Un nahual, se dice, es un practicante de hechicería capaz de convertirse a voluntad en un animal, generalmente un coyote.

Algunos suponen que la ‘aprarición’ del hombre lobo tiene más que ver con la tradición oral que con un ser mitológico real.

Otros lo atribuyen a la histeria colectiva generada por la pandemia.

 

COVID-19, POSIBLE CAUSA DE ‘HOMBRE LOBO’

Según la especialista Dulce Bonifaz, psicoterapeuta consultada por un medio local, la angustia generada por la cuarentena podría ser la culpable de los avistamientos.
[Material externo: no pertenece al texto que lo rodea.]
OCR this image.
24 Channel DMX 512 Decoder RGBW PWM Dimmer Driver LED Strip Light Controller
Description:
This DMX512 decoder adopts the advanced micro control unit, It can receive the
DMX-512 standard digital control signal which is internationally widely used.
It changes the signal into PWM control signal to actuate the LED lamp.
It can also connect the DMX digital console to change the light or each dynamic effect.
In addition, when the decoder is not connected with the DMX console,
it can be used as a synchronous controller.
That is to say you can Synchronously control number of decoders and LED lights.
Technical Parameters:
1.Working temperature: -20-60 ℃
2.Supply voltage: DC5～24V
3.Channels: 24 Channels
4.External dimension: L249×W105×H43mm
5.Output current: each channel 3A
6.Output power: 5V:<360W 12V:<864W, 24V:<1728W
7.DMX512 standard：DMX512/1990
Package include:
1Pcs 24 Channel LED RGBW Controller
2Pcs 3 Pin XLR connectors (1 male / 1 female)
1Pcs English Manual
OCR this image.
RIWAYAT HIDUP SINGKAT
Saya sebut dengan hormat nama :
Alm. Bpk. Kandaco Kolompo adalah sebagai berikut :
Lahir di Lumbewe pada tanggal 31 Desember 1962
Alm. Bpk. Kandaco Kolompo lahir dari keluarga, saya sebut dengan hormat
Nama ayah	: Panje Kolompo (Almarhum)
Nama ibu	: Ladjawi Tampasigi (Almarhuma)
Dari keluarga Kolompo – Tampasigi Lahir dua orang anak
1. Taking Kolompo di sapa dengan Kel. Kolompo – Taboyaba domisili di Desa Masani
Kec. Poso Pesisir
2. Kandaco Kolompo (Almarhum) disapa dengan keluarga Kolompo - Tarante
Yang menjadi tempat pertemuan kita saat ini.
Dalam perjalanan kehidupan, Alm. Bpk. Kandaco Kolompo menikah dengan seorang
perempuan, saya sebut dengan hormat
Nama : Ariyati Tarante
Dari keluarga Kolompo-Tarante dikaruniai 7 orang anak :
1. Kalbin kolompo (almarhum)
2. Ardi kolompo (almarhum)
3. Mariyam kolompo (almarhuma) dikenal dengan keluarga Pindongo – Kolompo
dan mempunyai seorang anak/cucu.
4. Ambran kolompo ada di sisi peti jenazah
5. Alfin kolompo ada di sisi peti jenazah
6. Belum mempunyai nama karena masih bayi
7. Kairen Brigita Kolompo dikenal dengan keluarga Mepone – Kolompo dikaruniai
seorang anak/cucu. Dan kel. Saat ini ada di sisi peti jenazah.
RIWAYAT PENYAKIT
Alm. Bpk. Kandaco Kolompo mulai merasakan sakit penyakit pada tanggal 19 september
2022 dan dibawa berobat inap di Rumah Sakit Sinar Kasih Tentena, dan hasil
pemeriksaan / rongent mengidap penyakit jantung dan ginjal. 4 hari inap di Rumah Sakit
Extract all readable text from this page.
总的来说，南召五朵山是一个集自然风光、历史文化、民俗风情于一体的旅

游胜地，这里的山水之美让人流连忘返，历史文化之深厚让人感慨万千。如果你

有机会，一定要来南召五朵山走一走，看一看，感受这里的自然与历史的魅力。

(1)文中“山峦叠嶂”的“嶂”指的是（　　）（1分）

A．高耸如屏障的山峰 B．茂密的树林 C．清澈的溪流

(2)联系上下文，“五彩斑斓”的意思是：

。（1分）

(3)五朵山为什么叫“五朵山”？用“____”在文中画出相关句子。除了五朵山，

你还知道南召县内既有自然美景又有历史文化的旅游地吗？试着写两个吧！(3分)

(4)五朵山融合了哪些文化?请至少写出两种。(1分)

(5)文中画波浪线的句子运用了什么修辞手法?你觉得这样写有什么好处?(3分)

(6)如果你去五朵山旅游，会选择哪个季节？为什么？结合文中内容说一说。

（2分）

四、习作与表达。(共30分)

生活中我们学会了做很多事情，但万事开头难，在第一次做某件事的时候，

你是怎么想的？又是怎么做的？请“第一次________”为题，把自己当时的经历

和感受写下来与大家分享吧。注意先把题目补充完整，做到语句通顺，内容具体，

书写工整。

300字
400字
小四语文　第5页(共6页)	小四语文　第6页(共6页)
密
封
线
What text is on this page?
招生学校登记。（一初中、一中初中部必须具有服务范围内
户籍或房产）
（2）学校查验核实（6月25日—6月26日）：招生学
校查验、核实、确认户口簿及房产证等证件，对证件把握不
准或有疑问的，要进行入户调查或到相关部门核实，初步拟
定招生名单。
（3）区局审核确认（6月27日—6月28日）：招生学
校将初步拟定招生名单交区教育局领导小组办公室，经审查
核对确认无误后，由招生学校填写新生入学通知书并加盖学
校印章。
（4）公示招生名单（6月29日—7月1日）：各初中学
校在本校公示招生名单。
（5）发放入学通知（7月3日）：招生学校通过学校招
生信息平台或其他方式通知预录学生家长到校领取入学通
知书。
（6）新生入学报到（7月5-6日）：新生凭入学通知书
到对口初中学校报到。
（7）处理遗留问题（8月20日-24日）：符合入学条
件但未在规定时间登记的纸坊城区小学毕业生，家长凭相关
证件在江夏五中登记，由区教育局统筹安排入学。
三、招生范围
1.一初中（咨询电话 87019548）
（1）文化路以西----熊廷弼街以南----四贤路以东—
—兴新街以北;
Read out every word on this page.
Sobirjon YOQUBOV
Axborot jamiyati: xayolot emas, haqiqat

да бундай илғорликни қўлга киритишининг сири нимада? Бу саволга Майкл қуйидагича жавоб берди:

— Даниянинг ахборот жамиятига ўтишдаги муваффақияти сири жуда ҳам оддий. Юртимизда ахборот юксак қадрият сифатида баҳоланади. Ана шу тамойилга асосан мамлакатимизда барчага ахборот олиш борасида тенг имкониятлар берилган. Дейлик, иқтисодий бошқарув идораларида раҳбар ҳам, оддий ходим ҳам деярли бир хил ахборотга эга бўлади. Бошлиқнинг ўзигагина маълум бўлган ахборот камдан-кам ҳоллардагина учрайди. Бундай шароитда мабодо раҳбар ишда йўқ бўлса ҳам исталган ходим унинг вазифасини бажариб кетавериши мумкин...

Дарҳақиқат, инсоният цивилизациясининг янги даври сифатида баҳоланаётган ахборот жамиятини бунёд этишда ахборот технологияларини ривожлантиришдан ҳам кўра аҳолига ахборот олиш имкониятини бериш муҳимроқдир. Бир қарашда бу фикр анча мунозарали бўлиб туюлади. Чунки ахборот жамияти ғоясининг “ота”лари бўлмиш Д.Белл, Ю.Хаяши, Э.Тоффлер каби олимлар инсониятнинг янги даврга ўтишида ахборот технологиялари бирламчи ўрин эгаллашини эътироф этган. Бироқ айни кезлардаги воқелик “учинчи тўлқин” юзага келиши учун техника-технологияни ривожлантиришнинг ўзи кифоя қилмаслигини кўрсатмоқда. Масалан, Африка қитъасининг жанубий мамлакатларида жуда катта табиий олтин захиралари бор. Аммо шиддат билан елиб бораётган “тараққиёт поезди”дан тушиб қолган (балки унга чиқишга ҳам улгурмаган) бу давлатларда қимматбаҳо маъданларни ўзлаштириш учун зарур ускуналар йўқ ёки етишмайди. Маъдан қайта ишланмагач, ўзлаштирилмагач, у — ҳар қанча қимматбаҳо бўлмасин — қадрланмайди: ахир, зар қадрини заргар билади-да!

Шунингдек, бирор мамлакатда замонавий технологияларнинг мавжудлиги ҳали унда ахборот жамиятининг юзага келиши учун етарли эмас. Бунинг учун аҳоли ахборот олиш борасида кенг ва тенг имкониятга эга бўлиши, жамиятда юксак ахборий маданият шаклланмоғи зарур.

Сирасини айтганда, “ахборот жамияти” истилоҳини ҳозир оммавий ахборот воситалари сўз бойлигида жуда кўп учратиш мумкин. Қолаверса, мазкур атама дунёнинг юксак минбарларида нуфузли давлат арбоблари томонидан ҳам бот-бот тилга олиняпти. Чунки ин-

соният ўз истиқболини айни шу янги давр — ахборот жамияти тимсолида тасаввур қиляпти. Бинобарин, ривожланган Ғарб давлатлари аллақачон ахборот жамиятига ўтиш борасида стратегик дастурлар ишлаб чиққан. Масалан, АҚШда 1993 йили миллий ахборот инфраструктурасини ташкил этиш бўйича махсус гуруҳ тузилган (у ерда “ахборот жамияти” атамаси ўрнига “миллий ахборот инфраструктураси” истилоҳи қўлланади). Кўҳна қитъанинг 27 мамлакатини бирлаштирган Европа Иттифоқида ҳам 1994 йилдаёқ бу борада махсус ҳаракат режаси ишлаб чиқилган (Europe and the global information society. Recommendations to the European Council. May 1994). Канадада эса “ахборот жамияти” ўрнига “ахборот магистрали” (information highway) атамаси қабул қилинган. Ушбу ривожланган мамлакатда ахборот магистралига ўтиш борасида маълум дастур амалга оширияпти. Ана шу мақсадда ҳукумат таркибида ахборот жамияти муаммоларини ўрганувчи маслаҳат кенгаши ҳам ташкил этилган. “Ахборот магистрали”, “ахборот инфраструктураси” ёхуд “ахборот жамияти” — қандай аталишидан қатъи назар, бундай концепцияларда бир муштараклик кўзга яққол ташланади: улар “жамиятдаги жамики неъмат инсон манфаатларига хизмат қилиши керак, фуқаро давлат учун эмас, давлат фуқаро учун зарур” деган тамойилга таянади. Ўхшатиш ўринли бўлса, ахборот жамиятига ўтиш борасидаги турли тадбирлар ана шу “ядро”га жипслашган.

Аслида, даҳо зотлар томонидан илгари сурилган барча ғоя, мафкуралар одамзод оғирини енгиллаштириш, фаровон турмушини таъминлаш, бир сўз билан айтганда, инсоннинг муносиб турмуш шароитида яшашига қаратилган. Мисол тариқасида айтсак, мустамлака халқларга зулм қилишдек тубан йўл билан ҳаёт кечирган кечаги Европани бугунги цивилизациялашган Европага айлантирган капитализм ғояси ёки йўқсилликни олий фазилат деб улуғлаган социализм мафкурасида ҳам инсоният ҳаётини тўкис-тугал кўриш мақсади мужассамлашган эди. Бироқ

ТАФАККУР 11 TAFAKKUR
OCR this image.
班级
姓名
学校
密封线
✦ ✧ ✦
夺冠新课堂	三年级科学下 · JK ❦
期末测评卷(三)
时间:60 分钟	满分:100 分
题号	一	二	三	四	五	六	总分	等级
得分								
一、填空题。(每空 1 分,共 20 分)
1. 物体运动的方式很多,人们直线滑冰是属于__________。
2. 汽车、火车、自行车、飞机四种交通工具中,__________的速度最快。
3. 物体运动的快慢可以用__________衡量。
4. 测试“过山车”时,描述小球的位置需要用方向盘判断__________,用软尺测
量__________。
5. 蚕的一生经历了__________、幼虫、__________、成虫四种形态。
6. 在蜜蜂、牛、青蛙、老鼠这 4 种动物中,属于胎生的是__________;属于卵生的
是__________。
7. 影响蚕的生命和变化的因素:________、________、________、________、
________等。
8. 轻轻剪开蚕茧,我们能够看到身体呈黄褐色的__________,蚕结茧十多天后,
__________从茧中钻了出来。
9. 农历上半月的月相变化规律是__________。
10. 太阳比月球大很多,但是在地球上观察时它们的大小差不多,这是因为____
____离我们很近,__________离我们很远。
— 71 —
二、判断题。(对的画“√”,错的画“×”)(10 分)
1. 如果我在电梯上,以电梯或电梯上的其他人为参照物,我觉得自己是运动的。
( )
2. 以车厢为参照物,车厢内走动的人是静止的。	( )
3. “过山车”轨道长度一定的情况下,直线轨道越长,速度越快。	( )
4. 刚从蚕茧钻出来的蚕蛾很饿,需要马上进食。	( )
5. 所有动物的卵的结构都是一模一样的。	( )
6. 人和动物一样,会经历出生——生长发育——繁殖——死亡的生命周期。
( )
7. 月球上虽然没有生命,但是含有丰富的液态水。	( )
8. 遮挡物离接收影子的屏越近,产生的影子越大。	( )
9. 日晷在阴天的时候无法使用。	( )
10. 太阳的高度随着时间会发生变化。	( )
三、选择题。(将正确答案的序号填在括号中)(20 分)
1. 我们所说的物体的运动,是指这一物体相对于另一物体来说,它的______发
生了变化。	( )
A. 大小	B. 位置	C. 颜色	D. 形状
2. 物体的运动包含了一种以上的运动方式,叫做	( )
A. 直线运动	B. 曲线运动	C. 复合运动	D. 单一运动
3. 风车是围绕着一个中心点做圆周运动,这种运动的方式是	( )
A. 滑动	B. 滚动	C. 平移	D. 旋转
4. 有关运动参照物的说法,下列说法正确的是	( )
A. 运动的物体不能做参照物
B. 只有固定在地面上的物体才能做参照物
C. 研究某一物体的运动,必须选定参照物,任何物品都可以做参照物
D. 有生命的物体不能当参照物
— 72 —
Es más fácil temerle a algo que conocemos, que algo a lo que no‘, aseguró la especialista.

A decir de Bonifaz, los pobladores podrían, incluso, estar escuchando ruidos presentes desde hace tiempo y de los que jamás se percataron hasta ahora.

De ser así, factores tan dispares como la contingencia, la tradición oral y hasta las redes sociales se juntaron para crear una mito urbano moderno.